Lo triste es que de las facultades de este coloso político-literario no se sacó el partido que podía haberse obtenido. Porque su golpe maestro diplomático y patriótico, e incluso poético, nunca se llevó a cabo, y en esta hora dramática en que tantas cosas dependen de tener buenas relaciones con Alemania, quizá debiéramos rumiar algo parecido. Porque Caballero planeó nada menos que un enlace matrimonial entre Hitler y Pilar Primo de Rivera, restaurando así el imperio de los Austria y hasta la monarquía visigoda. Esta idea sensacional, acordada en una noche de intimidad con Magda, señora de Goebbels (al cual Caballero había regalado antes un capote de torero y enseñado a hacer el paseíllo —sublime cuadro—) no cuajó porque el Führer, como el caudillo, adolecía de problemas testiculares. Pero uno no puede dejar de soñar…

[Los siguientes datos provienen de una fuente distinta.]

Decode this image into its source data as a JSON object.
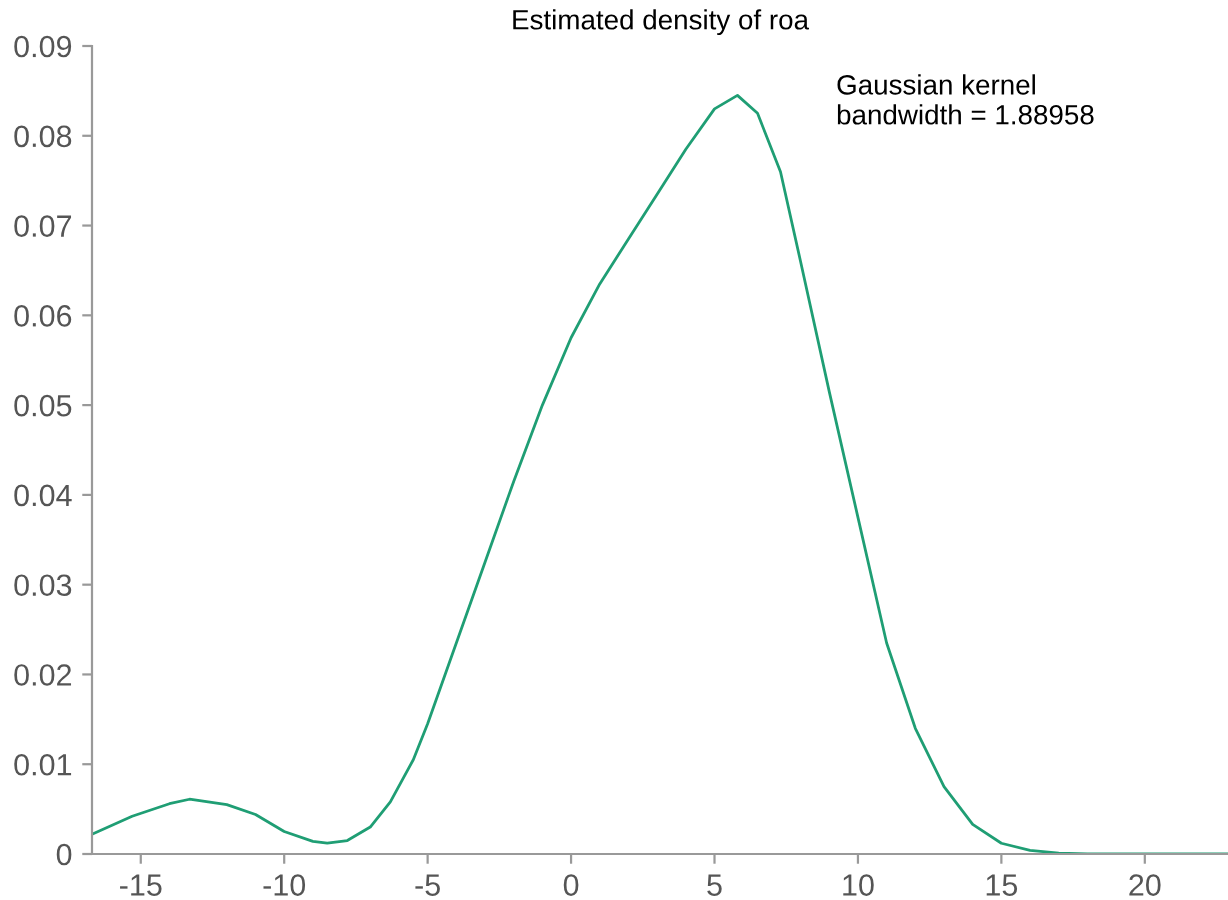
{
  "chart_data": {
    "type": "line",
    "title": "Estimated density of roa",
    "annotations": [
      "Gaussian kernel\nbandwidth = 1.88958"
    ],
    "x": [
      -16.7,
      -15.3,
      -14,
      -13.3,
      -12,
      -11,
      -10,
      -9,
      -8.5,
      -7.8,
      -7,
      -6.3,
      -5.5,
      -5,
      -4,
      -3,
      -2,
      -1,
      0,
      1,
      2,
      3,
      4,
      5,
      5.8,
      6.5,
      7.3,
      8,
      9,
      10,
      11,
      12,
      13,
      14,
      15,
      16,
      17,
      18,
      20,
      22.9
    ],
    "series": [
      {
        "color": "#1f9e74",
        "values": [
          0.0022,
          0.0042,
          0.0056,
          0.0061,
          0.0055,
          0.0044,
          0.0025,
          0.0014,
          0.0012,
          0.0015,
          0.003,
          0.0058,
          0.0105,
          0.0145,
          0.0235,
          0.0325,
          0.0415,
          0.05,
          0.0575,
          0.0635,
          0.0685,
          0.0735,
          0.0785,
          0.083,
          0.0845,
          0.0825,
          0.076,
          0.066,
          0.0515,
          0.0375,
          0.0235,
          0.014,
          0.0075,
          0.0033,
          0.0012,
          0.0004,
          0.0001,
          0,
          0,
          0
        ]
      }
    ],
    "xlim": [
      -16.7,
      22.9
    ],
    "ylim": [
      0,
      0.09
    ],
    "xticks": [
      -15,
      -10,
      -5,
      0,
      5,
      10,
      15,
      20
    ],
    "yticks": [
      0,
      0.01,
      0.02,
      0.03,
      0.04,
      0.05,
      0.06,
      0.07,
      0.08,
      0.09
    ],
    "grid": false,
    "legend": false
  }
}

Esta espléndida maniobra no se llevó a cabo. Sin embargo, desde ultratumba, Caballero manda un par de propuestas para ahora mismo, para arreglarlo todo en dos patadas:
—Política exterior (e interior, en realidad): “a izquierdas y derechas hay que ofrecerles de algo superior a lo que poseen. Pero fuera de su propio país. No hablarles de plusvalía, sino de botín”.
—Política autonómica: “¿Cataluña? La maté porque era mía”.
Que nadie crea que estas ideas son de tipo dictatorial: Caballero era en realidad partidario de la democracia, según decía él, de la democracia generalizada. Es decir, con un general al frente. Y peores consejos se lanzan por ahí, desde cualificadísimas tribunas.